Tamar and Paul, who run successful wax melts and candle company Cosy Aromas in Suffolk, have launched a brand-new Red Raspberry and Honeydew-inspired scent with 30% of the sales going to UK charity, the Miscarriage Association.
The campaign will coincide with the couple’s own crusade – as they fund a third IVF cycle to celebrate their 10th wedding anniversary.
“Our aim is for people around the country, who have experienced baby loss, to light one of our candles as part of Baby Loss Awareness Week from October 9-14 and the Global Wave of Light on October 15. All while raising money for a wonderful cause,” she added.
Tamar and Paul knew they wanted to try for a baby as soon as they were married but Tamar had been diagnosed with rheumatic heart disease and Sydenham’s chorea – rare conditions which, as a teenager, she had been told might prevent her carrying a child.
In 2012 she had open heart surgery and doctors told her she could come off her medication and finally start trying for a baby. But in 2015, the couple told their GP they were struggling to conceive naturally and were referred to Ipswich Hospital for investigation the following year.
“We had so many tests,” Tamar said. “And then at the end of it we were told that there was no obvious reason why we couldn’t get pregnant – something they call undiagnosed infertility. We found this difficult to deal with because we felt like we were failing somehow at doing something that came naturally to other people.
“But our doctors were very supportive, and we were told we could have two rounds of IVF on the NHS – each of which include a fresh egg implant and a frozen embryo implant.”
In 2018, Tamar had her eggs harvested and a single egg was implanted under general anaesthetic. Two weeks later, a negative test confirmed the egg hadn’t survived. The couple experienced further disappointment when they were told the frozen embryos were not viable either.
They then had a second round. The fresh embryo did not take but a frozen egg gave them one last chance – and a week later they had a positive pregnancy test.
“We were so excited we told everyone,” Tamar said. “This baby was our last shot on the NHS, and it seemed like a miracle that he or she had made it. Of course, it was all too good to be true.”
An early scan revealed their baby didn’t have a heartbeat.
“It felt like the whole world fell away,” Tamar said. “We were due to go on holiday for our wedding anniversary but had to cancel while I miscarried. It was horrendous and really took its toll on us both.”

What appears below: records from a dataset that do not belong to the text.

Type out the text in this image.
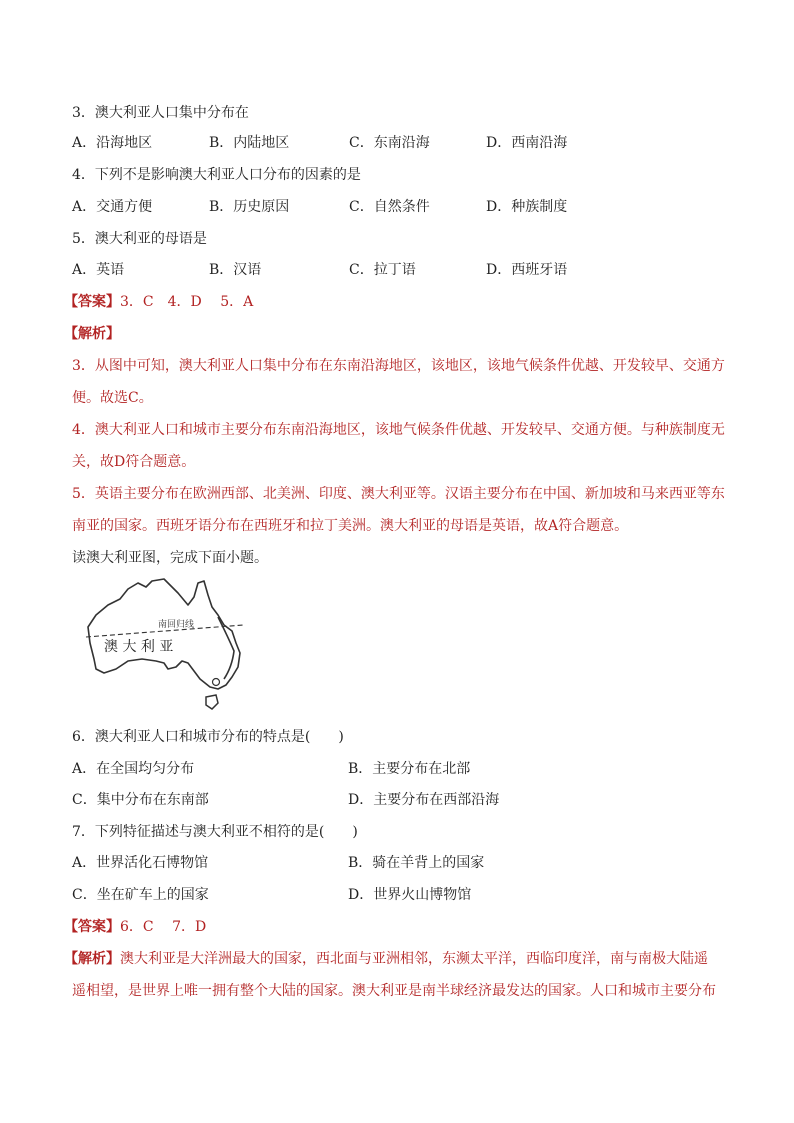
3．澳大利亚人口集中分布在
A．沿海地区	B．内陆地区	C．东南沿海	D．西南沿海
4．下列不是影响澳大利亚人口分布的因素的是
A．交通方便	B．历史原因	C．自然条件	D．种族制度
5．澳大利亚的母语是
A．英语	B．汉语	C．拉丁语	D．西班牙语
【答案】3．C　4．D　 5．A
【解析】
3．从图中可知，澳大利亚人口集中分布在东南沿海地区，该地区，该地气候条件优越、开发较早、交通方
便。故选C。
4．澳大利亚人口和城市主要分布东南沿海地区，该地气候条件优越、开发较早、交通方便。与种族制度无
关，故D符合题意。
5．英语主要分布在欧洲西部、北美洲、印度、澳大利亚等。汉语主要分布在中国、新加坡和马来西亚等东
南亚的国家。西班牙语分布在西班牙和拉丁美洲。澳大利亚的母语是英语，故A符合题意。
读澳大利亚图，完成下面小题。
南回归线
澳 大 利 亚
6．澳大利亚人口和城市分布的特点是(　　)
A．在全国均匀分布	B．主要分布在北部
C．集中分布在东南部	D．主要分布在西部沿海
7．下列特征描述与澳大利亚不相符的是(　　)
A．世界活化石博物馆	B．骑在羊背上的国家
C．坐在矿车上的国家	D．世界火山博物馆
【答案】6．C　 7．D
【解析】澳大利亚是大洋洲最大的国家，西北面与亚洲相邻，东濒太平洋，西临印度洋，南与南极大陆遥
遥相望，是世界上唯一拥有整个大陆的国家。澳大利亚是南半球经济最发达的国家。人口和城市主要分布
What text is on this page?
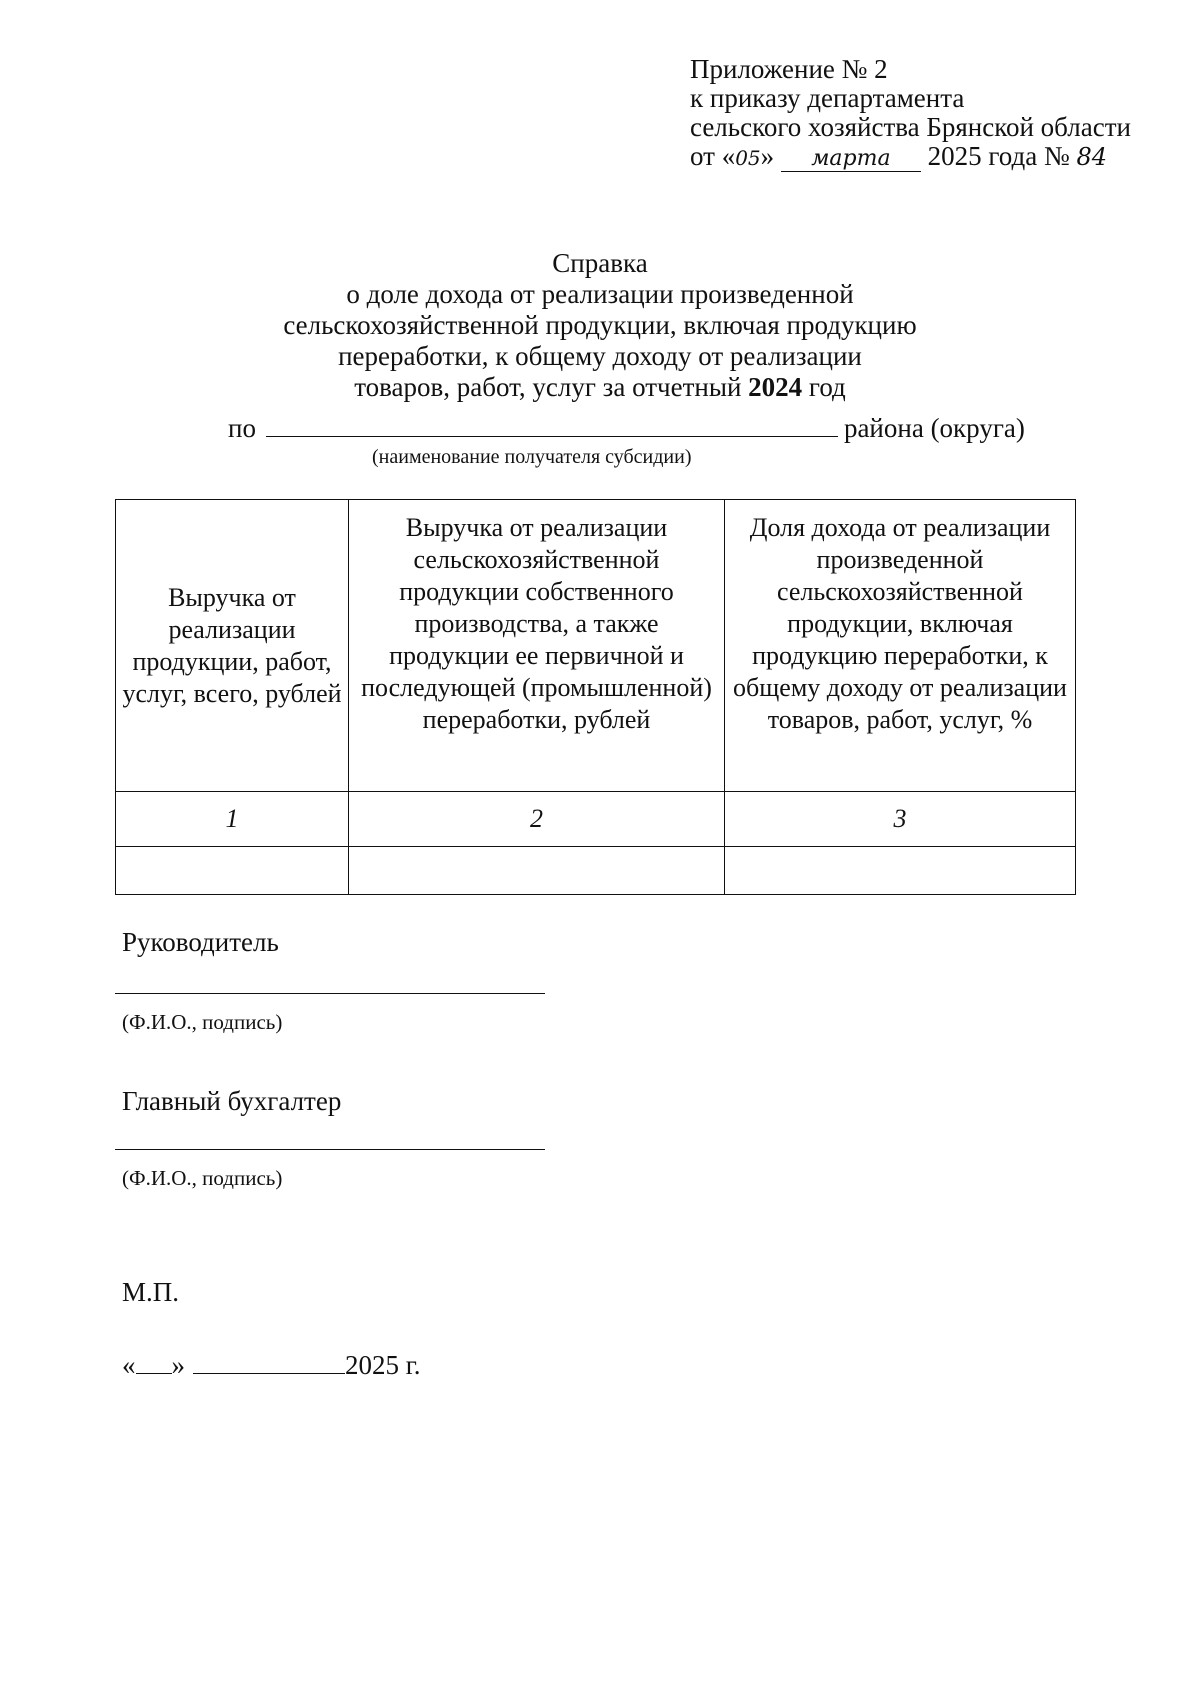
Приложение № 2
к приказу департамента
сельского хозяйства Брянской области
от «05» марта 2025 года № 84
Справка
о доле дохода от реализации произведенной
сельскохозяйственной продукции, включая продукцию
переработки, к общему доходу от реализации
товаров, работ, услуг за отчетный 2024 год
по	района (округа)
(наименование получателя субсидии)
Выручка от реализации продукции, работ, услуг, всего, рублей	Выручка от реализации сельскохозяйственной продукции собственного производства, а также продукции ее первичной и последующей (промышленной) переработки, рублей	Доля дохода от реализации произведенной сельскохозяйственной продукции, включая продукцию переработки, к общему доходу от реализации товаров, работ, услуг, %
1	2	3

Руководитель
(Ф.И.О., подпись)
Главный бухгалтер
(Ф.И.О., подпись)
М.П.
« »	2025 г.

Since then, the couple have been saving for a third round of IVF – which costs £3,500 for each cycle – but plans were put on hold as a result of the pandemic coupled with another health scare for Tamar who had to re-start her heart medication.
“We are now ready to give it another shot but it’s very hard to know when enough is enough,” Tamar said. “All I can say is that coping with infertility is incredibly distressing and it’s made harder by the fact that it is not often spoken about.
“Telling my story and working with charities like the Miscarriage Association to help promote their work on this is very important to me and to Paul.
“I don’t know where our journey is going to take us, but I am hoping it will eventually bear fruit.”
Ruth Bender Atik, National Director of the Miscarriage Association, said: “Every year, thousands of people across the UK are affected by the loss of a baby during pregnancy.
“Miscarriage or ectopic pregnancy can be heart-breaking and it’s often a very lonely time too as it’s a topic that is rarely spoken about openly. That is even more so for a couple like Tamar and Paul who have experienced both fertility problems and pregnancy loss.
“We are honoured that Cosy Aromas are collaborating with us to help provide vital support for anyone affected by the loss of a baby in pregnancy. It is particularly moving that they will be launching their special candle in time for Baby Loss Awareness Week – a time when people across the UK and far beyond join together to commemorate the lives of babies lost in pregnancy, at or soon after birth or in infancy.”